Straining the hoppy sludge from the wort

If this sound to you like a lot of steps and a lot of time you would be correct. It seems to me that you have to really like the person you are brewing with because there is a lot of down time and chit-chat involved. With the wrong person that could be painful…even more painful than the pace of the brewing. I am more of a get up and go gal, so sitting around waiting for a pot to boil took a lot of patience, not to mention a lot of my Sunday afternoon.  At moments I was pretty antsy. I think as a society, and certainly me personally, we are used to a fast-pace, and certainly more interested in instant gratification than the alternative. Many of my previous adventures have been this way. I swung on the trapeze and then fell on my ass, but at least I knew I was a terrible trapeze artist in that moment.  Brewing beer is like the SATs, you do all this tedious work, and then you wait, and wait, and wait to see if it was a success or if you have to go through the torturous process again.

One important rule I learned was that when brewing beer you have to sterilize everything. This is because you are dealing with live bacteria. I never really thought of beer in this way before. If there is more bacteria than there should be in the wort than that bacteria will eat more of the sugar (in the syrup we added) and grow and grow. For some reason this reminded me of “Attack of the Killer Tomatoes” and I became wary of trying my own beer. But I will…in a few short weeks! I am planning on bottling it and serving it at a re-launch party for this blog. I have purchased a new web address, one that is not quite as long and complicated as this one, and I am in the process of making it pretty for all of you.  Stay Tuned and get ready to drink up!

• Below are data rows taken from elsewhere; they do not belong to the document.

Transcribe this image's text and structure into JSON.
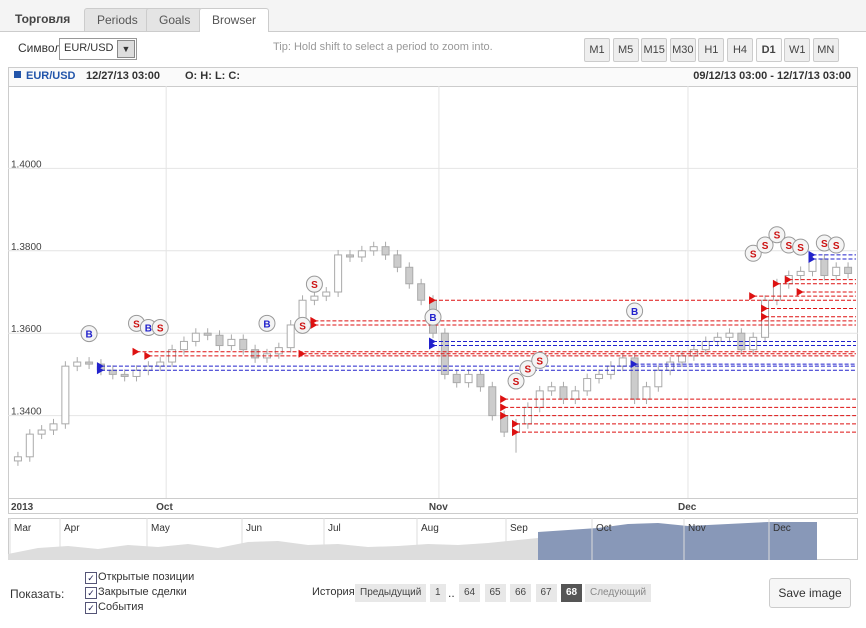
{
  "tabs": {
    "app": "Торговля",
    "items": [
      "Periods",
      "Goals",
      "Browser"
    ],
    "active": 2
  },
  "toolbar": {
    "symbol_label": "Символ",
    "symbol": "EUR/USD",
    "tip": "Tip: Hold shift to select a period to zoom into.",
    "timeframes": [
      "M1",
      "M5",
      "M15",
      "M30",
      "H1",
      "H4",
      "D1",
      "W1",
      "MN"
    ],
    "active": 6
  },
  "chart_header": {
    "symbol": "EUR/USD",
    "time": "12/27/13 03:00",
    "ohlc": "O: H: L: C:",
    "range": "09/12/13 03:00 - 12/17/13 03:00"
  },
  "chart_data": {
    "type": "candlestick",
    "ylim": [
      1.32,
      1.42
    ],
    "yticks": [
      {
        "value": 1.34,
        "label": "1.3400"
      },
      {
        "value": 1.36,
        "label": "1.3600"
      },
      {
        "value": 1.38,
        "label": "1.3800"
      },
      {
        "value": 1.4,
        "label": "1.4000"
      }
    ],
    "xlim": [
      0,
      71
    ],
    "xticks": [
      {
        "value": 0,
        "label": "2013"
      },
      {
        "value": 13,
        "label": "Oct"
      },
      {
        "value": 36,
        "label": "Nov"
      },
      {
        "value": 57,
        "label": "Dec"
      }
    ],
    "grid": true,
    "up_color": "#ffffff",
    "down_color": "#cccccc",
    "edge_color": "#aaaaaa",
    "open": [
      1.329,
      1.33,
      1.3355,
      1.3365,
      1.338,
      1.352,
      1.353,
      1.3525,
      1.351,
      1.35,
      1.3495,
      1.351,
      1.352,
      1.353,
      1.356,
      1.358,
      1.36,
      1.3595,
      1.357,
      1.3585,
      1.356,
      1.354,
      1.355,
      1.3565,
      1.362,
      1.368,
      1.369,
      1.37,
      1.379,
      1.3785,
      1.38,
      1.381,
      1.379,
      1.376,
      1.372,
      1.368,
      1.36,
      1.35,
      1.348,
      1.35,
      1.347,
      1.34,
      1.336,
      1.338,
      1.342,
      1.346,
      1.347,
      1.344,
      1.346,
      1.349,
      1.35,
      1.352,
      1.354,
      1.344,
      1.347,
      1.351,
      1.353,
      1.3545,
      1.356,
      1.358,
      1.359,
      1.36,
      1.356,
      1.359,
      1.368,
      1.372,
      1.374,
      1.375,
      1.378,
      1.374,
      1.376
    ],
    "high": [
      1.3312,
      1.3367,
      1.3377,
      1.3392,
      1.3532,
      1.3542,
      1.3542,
      1.3537,
      1.3522,
      1.3512,
      1.3522,
      1.3532,
      1.3542,
      1.3572,
      1.3592,
      1.3612,
      1.3612,
      1.3607,
      1.3597,
      1.3597,
      1.3572,
      1.3562,
      1.3577,
      1.3632,
      1.3692,
      1.3702,
      1.3712,
      1.3802,
      1.3802,
      1.3812,
      1.3822,
      1.3822,
      1.3802,
      1.3772,
      1.3732,
      1.3692,
      1.3612,
      1.3512,
      1.3512,
      1.3512,
      1.3482,
      1.3412,
      1.3392,
      1.3432,
      1.3472,
      1.3482,
      1.3482,
      1.3472,
      1.3502,
      1.3512,
      1.3532,
      1.3552,
      1.3552,
      1.3482,
      1.3522,
      1.3542,
      1.3557,
      1.3572,
      1.3592,
      1.3602,
      1.3612,
      1.3612,
      1.3602,
      1.3692,
      1.3732,
      1.3752,
      1.3762,
      1.3792,
      1.3792,
      1.3772,
      1.3772
    ],
    "low": [
      1.3278,
      1.3288,
      1.3343,
      1.3353,
      1.3368,
      1.3508,
      1.3513,
      1.3498,
      1.3488,
      1.3483,
      1.3483,
      1.3498,
      1.3508,
      1.3518,
      1.3548,
      1.3568,
      1.3583,
      1.3558,
      1.3558,
      1.3548,
      1.3528,
      1.3528,
      1.3538,
      1.3553,
      1.3608,
      1.3668,
      1.3678,
      1.3688,
      1.3773,
      1.3773,
      1.3788,
      1.3778,
      1.3748,
      1.3708,
      1.3668,
      1.3588,
      1.3488,
      1.3468,
      1.3468,
      1.3458,
      1.3388,
      1.3348,
      1.331,
      1.3368,
      1.3408,
      1.3448,
      1.3428,
      1.3428,
      1.3448,
      1.3478,
      1.3488,
      1.3508,
      1.3428,
      1.3428,
      1.3458,
      1.3498,
      1.3518,
      1.3533,
      1.3548,
      1.3568,
      1.3578,
      1.3548,
      1.3548,
      1.3578,
      1.3668,
      1.3708,
      1.3728,
      1.3738,
      1.3728,
      1.3728,
      1.3733
    ],
    "close": [
      1.33,
      1.3355,
      1.3365,
      1.338,
      1.352,
      1.353,
      1.3525,
      1.351,
      1.35,
      1.3495,
      1.351,
      1.352,
      1.353,
      1.356,
      1.358,
      1.36,
      1.3595,
      1.357,
      1.3585,
      1.356,
      1.354,
      1.355,
      1.3565,
      1.362,
      1.368,
      1.369,
      1.37,
      1.379,
      1.3785,
      1.38,
      1.381,
      1.379,
      1.376,
      1.372,
      1.368,
      1.36,
      1.35,
      1.348,
      1.35,
      1.347,
      1.34,
      1.336,
      1.338,
      1.342,
      1.346,
      1.347,
      1.344,
      1.346,
      1.349,
      1.35,
      1.352,
      1.354,
      1.344,
      1.347,
      1.351,
      1.353,
      1.3545,
      1.356,
      1.358,
      1.359,
      1.36,
      1.356,
      1.359,
      1.368,
      1.372,
      1.374,
      1.375,
      1.378,
      1.374,
      1.376,
      1.3745
    ],
    "levels": [
      {
        "start": 7,
        "price": 1.352,
        "color": "#2222cc"
      },
      {
        "start": 7,
        "price": 1.351,
        "color": "#2222cc"
      },
      {
        "start": 35,
        "price": 1.358,
        "color": "#2222cc"
      },
      {
        "start": 35,
        "price": 1.357,
        "color": "#2222cc"
      },
      {
        "start": 52,
        "price": 1.3525,
        "color": "#2222cc"
      },
      {
        "start": 67,
        "price": 1.379,
        "color": "#2222cc"
      },
      {
        "start": 67,
        "price": 1.378,
        "color": "#2222cc"
      },
      {
        "start": 10,
        "price": 1.3555,
        "color": "#dd1111"
      },
      {
        "start": 11,
        "price": 1.3545,
        "color": "#dd1111"
      },
      {
        "start": 24,
        "price": 1.355,
        "color": "#dd1111"
      },
      {
        "start": 25,
        "price": 1.363,
        "color": "#dd1111"
      },
      {
        "start": 25,
        "price": 1.362,
        "color": "#dd1111"
      },
      {
        "start": 35,
        "price": 1.368,
        "color": "#dd1111"
      },
      {
        "start": 41,
        "price": 1.344,
        "color": "#dd1111"
      },
      {
        "start": 41,
        "price": 1.342,
        "color": "#dd1111"
      },
      {
        "start": 41,
        "price": 1.34,
        "color": "#dd1111"
      },
      {
        "start": 42,
        "price": 1.338,
        "color": "#dd1111"
      },
      {
        "start": 42,
        "price": 1.336,
        "color": "#dd1111"
      },
      {
        "start": 62,
        "price": 1.369,
        "color": "#dd1111"
      },
      {
        "start": 63,
        "price": 1.366,
        "color": "#dd1111"
      },
      {
        "start": 63,
        "price": 1.364,
        "color": "#dd1111"
      },
      {
        "start": 64,
        "price": 1.372,
        "color": "#dd1111"
      },
      {
        "start": 65,
        "price": 1.373,
        "color": "#dd1111"
      },
      {
        "start": 66,
        "price": 1.37,
        "color": "#dd1111"
      }
    ],
    "markers": [
      {
        "label": "B",
        "x": 6,
        "price": 1.3565
      },
      {
        "label": "S",
        "x": 10,
        "price": 1.359
      },
      {
        "label": "B",
        "x": 11,
        "price": 1.358
      },
      {
        "label": "S",
        "x": 12,
        "price": 1.358
      },
      {
        "label": "B",
        "x": 21,
        "price": 1.359
      },
      {
        "label": "S",
        "x": 24,
        "price": 1.3585
      },
      {
        "label": "S",
        "x": 25,
        "price": 1.3685
      },
      {
        "label": "B",
        "x": 35,
        "price": 1.3605
      },
      {
        "label": "S",
        "x": 42,
        "price": 1.345
      },
      {
        "label": "S",
        "x": 43,
        "price": 1.348
      },
      {
        "label": "S",
        "x": 44,
        "price": 1.35
      },
      {
        "label": "B",
        "x": 52,
        "price": 1.362
      },
      {
        "label": "S",
        "x": 62,
        "price": 1.376
      },
      {
        "label": "S",
        "x": 63,
        "price": 1.378
      },
      {
        "label": "S",
        "x": 64,
        "price": 1.3805
      },
      {
        "label": "S",
        "x": 65,
        "price": 1.378
      },
      {
        "label": "S",
        "x": 66,
        "price": 1.3775
      },
      {
        "label": "S",
        "x": 68,
        "price": 1.3785
      },
      {
        "label": "S",
        "x": 69,
        "price": 1.378
      }
    ]
  },
  "navigator": {
    "months": [
      "Mar",
      "Apr",
      "May",
      "Jun",
      "Jul",
      "Aug",
      "Sep",
      "Oct",
      "Nov",
      "Dec"
    ]
  },
  "footer": {
    "show_label": "Показать:",
    "checkboxes": [
      "Открытые позиции",
      "Закрытые сделки",
      "События"
    ],
    "history_label": "История",
    "prev": "Предыдущий",
    "first": "1",
    "ellipsis": "..",
    "pages": [
      "64",
      "65",
      "66",
      "67",
      "68"
    ],
    "current": 4,
    "next": "Следующий",
    "save": "Save image"
  }
}
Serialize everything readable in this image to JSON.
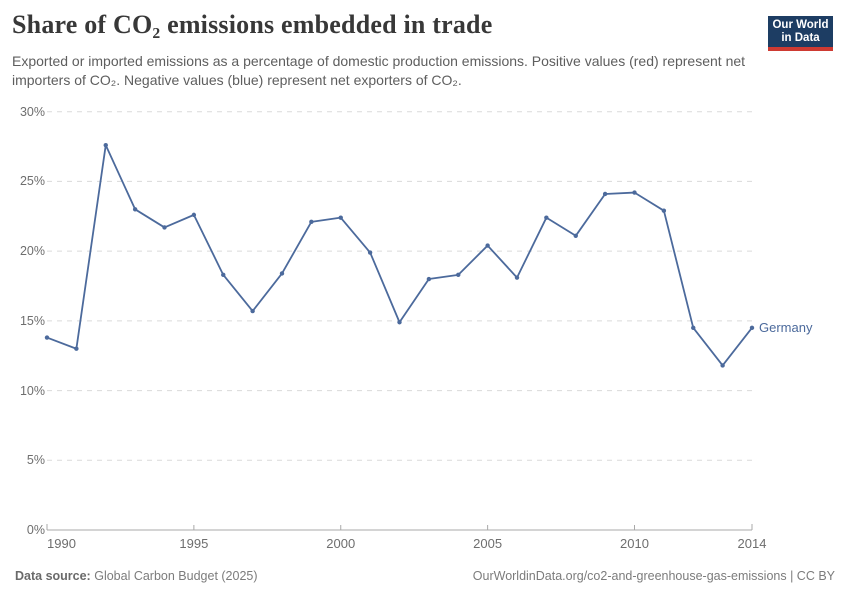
{
  "header": {
    "title": "Share of CO₂ emissions embedded in trade",
    "subtitle": "Exported or imported emissions as a percentage of domestic production emissions. Positive values (red) represent net importers of CO₂. Negative values (blue) represent net exporters of CO₂.",
    "logo": {
      "line1": "Our World",
      "line2": "in Data",
      "bg": "#1D3D63",
      "bar": "#CE3A32"
    }
  },
  "chart_data": {
    "type": "line",
    "title": "Share of CO₂ emissions embedded in trade",
    "xlabel": "",
    "ylabel": "",
    "ylim": [
      0,
      30
    ],
    "grid": "horizontal-dashed",
    "yticks": [
      0,
      5,
      10,
      15,
      20,
      25,
      30
    ],
    "ytick_labels": [
      "0%",
      "5%",
      "10%",
      "15%",
      "20%",
      "25%",
      "30%"
    ],
    "xticks": [
      1990,
      1995,
      2000,
      2005,
      2010,
      2014
    ],
    "xtick_labels": [
      "1990",
      "1995",
      "2000",
      "2005",
      "2010",
      "2014"
    ],
    "series": [
      {
        "name": "Germany",
        "color": "#4C6A9C",
        "x": [
          1990,
          1991,
          1992,
          1993,
          1994,
          1995,
          1996,
          1997,
          1998,
          1999,
          2000,
          2001,
          2002,
          2003,
          2004,
          2005,
          2006,
          2007,
          2008,
          2009,
          2010,
          2011,
          2012,
          2013,
          2014
        ],
        "values": [
          13.8,
          13.0,
          27.6,
          23.0,
          21.7,
          22.6,
          18.3,
          15.7,
          18.4,
          22.1,
          22.4,
          19.9,
          14.9,
          18.0,
          18.3,
          20.4,
          18.1,
          22.4,
          21.1,
          24.1,
          24.2,
          22.9,
          14.5,
          11.8,
          14.5
        ]
      }
    ]
  },
  "footer": {
    "source_label": "Data source:",
    "source_value": "Global Carbon Budget (2025)",
    "credit": "OurWorldinData.org/co2-and-greenhouse-gas-emissions | CC BY"
  }
}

And it is beer! It will ferment for two weeks before we bottle it

2 thoughts on “Brewmaster Part I

  1. Great job! I have 3 all grain batches under my belt now. I absolutely love craft beer! Hey, make sure you let it bottle condition once you have it bottled! You will have to prime it with corn sugar, and it will take a week to carbonate, but you must wait even longer! It will still have off flavors from the yeasties pissing alcohol and farting carbonation…Well, that’s not technically what produces the off flavors, but I just wanted to use that analogy. In the meantime, may I recommend you some craft brews while you wait for your craft brew?

    Brown Ale:
    Sweet Josie
    Sierra Nevada Tumbler

    IPA
    Sierra Nevada Hoptimum
    Dog Fish 60/75/90 minute(any one of those are great)
    Hop Devil
    Loose Cannon

    Porter
    Anchor’s Porter
    Highlands Oatmeal porter (or Coffee porter)

    Imperial Stout
    Great Divide Yeti
    Old Rasputin

    Oh, and drink anything by Stone Brewery! Woo! They’re good.